Acabam de acontecer as eleições autárquicas. As competências e a intervenção dos municípios em matéria de educação têm vindo a aumentar não só no pré-escolar e no 1.º ciclo, mas noutros níveis de ensino. As autarquias assumem agora um papel de crucial importância nas políticas de proximidade da educação e na provisão de recursos para os alunos e para as suas famílias.
Nem todas as autarquias estarão capazmente apetrechadas para este ambicioso papel educativo: muitas delas têm pelouros da educação diluídos entre outras competências e equipas muito reduzidas de pessoas que possam apoiar capazmente o desenvolvimento e a dinamização de políticas educativas ao nível local. Isto já para não falar na questão orçamental: embrenhadas em compromissos e em gastos de pessoal as autarquias despendem com a educação uma verba inferior aquela que, em percentagem, o Orçamento do Estado destina à educação nacional. A título de exemplo, a autarquia em que eu sou eleitor dedica 3% do seu orçamento à educação. Gostaria de chamar a atenção, para problemas que foram, muitas vezes, identificados durante a campanha e que agora é tempo de encontrar soluções.
O primeiro problema é o dos transportes escolares. Hoje em dia devido à forma como o tecido habitacional e a rede escolar se sobrepõem, é fácil constatar que não pode haver escola pública capaz, escola pública “para todos” se não houver uma política de transportes que permita aos alunos frequentar a escola.
Uma escola pública que dependa de transportes privados não é verdadeiramente pública. Os exemplos são conhecidos: escolas sem acesso a transportes públicos ou com transportes públicos que “organizam” os horários letivos. Sabemos da complexidade deste assunto mas existem boas práticas de contratualização com as empresas de transporte de serviços que podem permitir uma efetiva frequência da escola.
Uma segunda questão é a das Áreas de Enriquecimento Curricular(AEC). As AEC são um elemento central na construção de uma escola de qualidade na medida em que permitem o funcionamento da escola em tempo integral favorecendo a criação de espaços de apoio aos alunos e de maior enriquecimento do seu currículo. O financiamento das AEC é proveniente do poder central mas existem áreas em que as autarquias devem intervir.

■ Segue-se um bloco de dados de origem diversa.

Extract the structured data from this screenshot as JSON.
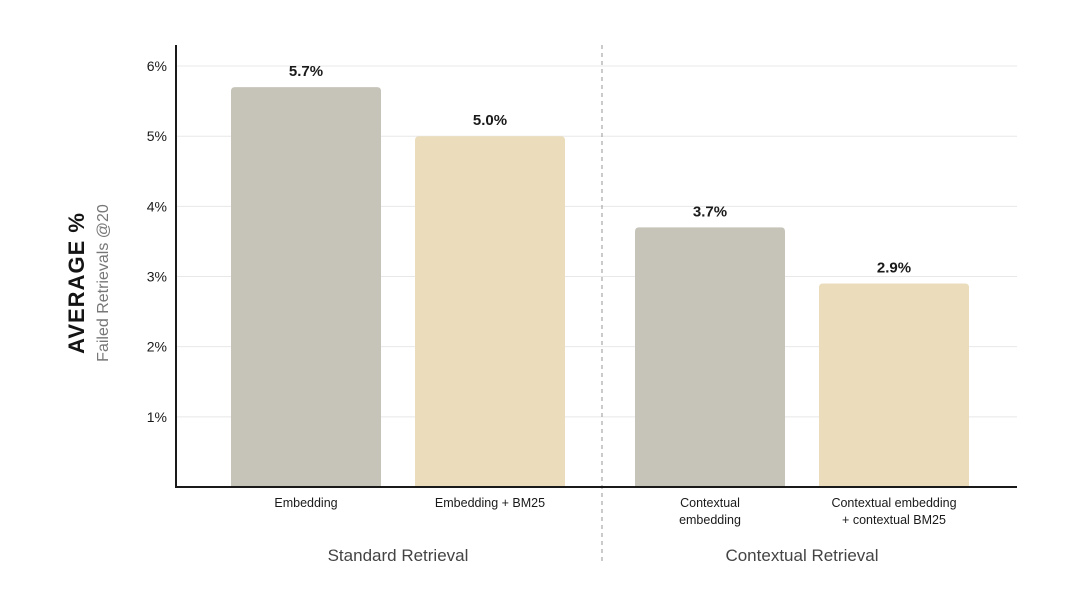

Antes de mais na sua viabilização (assegurando a sua efectivação quando a oferta não é suficiente nem confiável), depois no seu enriquecimento (por exemplo celebrando protocolos entre os serviços da autarquia e as escolas) e por fim na sua qualidade assegurando recrutamento e remunerações dignas para os profissionais que trabalham nas AEC.
Cabe dizer que é gritantemente injusto que um docente seja pago diferentemente conforme trabalha nas AEC ou nas disciplinas curriculares. As AEC não são educação? Não são currículo? Pagar seis euros à hora para leccionar aulas de AEC é a mesma coisa que anunciar a inutilidade destas áreas. Com este desinvestimento não é de estranhar que seja encarada como “natural” a falta de preparação dos docentes das AEC’s por exemplo para incluir alunos com Necessidades Educativas Especiais (NEE). Gostaria de relembrar aos novos autarcas o seu compromisso com as AEC durante os quatro anos do seu mandato.
Por fim a questão dos alunos com NEE. Estes alunos podem precisar de serviços suplementares para a sua educação. Ao contrário do que muitas vezes se pratica, estes alunos não precisam de menos educação: precisam de mais serviços de educação. Diminuir os serviços de educação a estes alunos seria como seguir uma terapêutica de redução de água a uma planta desidratada.
As autarquias podem cooperar com as escolas para suprir serviços que não são prestados, suprir necessidades de transporte adaptado, enfim permitir através da contratualização de serviços que os alunos com NEE tenham acesso à escola, às visitas de estudo e às oportunidades que a escola oferece aos seus alunos.
Gostaria de desejar aos autarcas que se vão ocupar da educação nos seus municípios um mandato ativo e cheio de sucessos. E sobretudo que nunca percam o rumo de onde queremos chegar. Por vezes até contra a evidência é preciso e possível articular, coordenar, conversar e encontrar consensos a favor de uma escola que seja efetivamente pública, efetivaremte para todos e obviamente de qualidade. Como aquela que queremos para os nossos filhos.
David Rodrigues
Professor Universitário e presidente da Pró-Inclusão – Associação Nacional de Docentes de Educação Especial.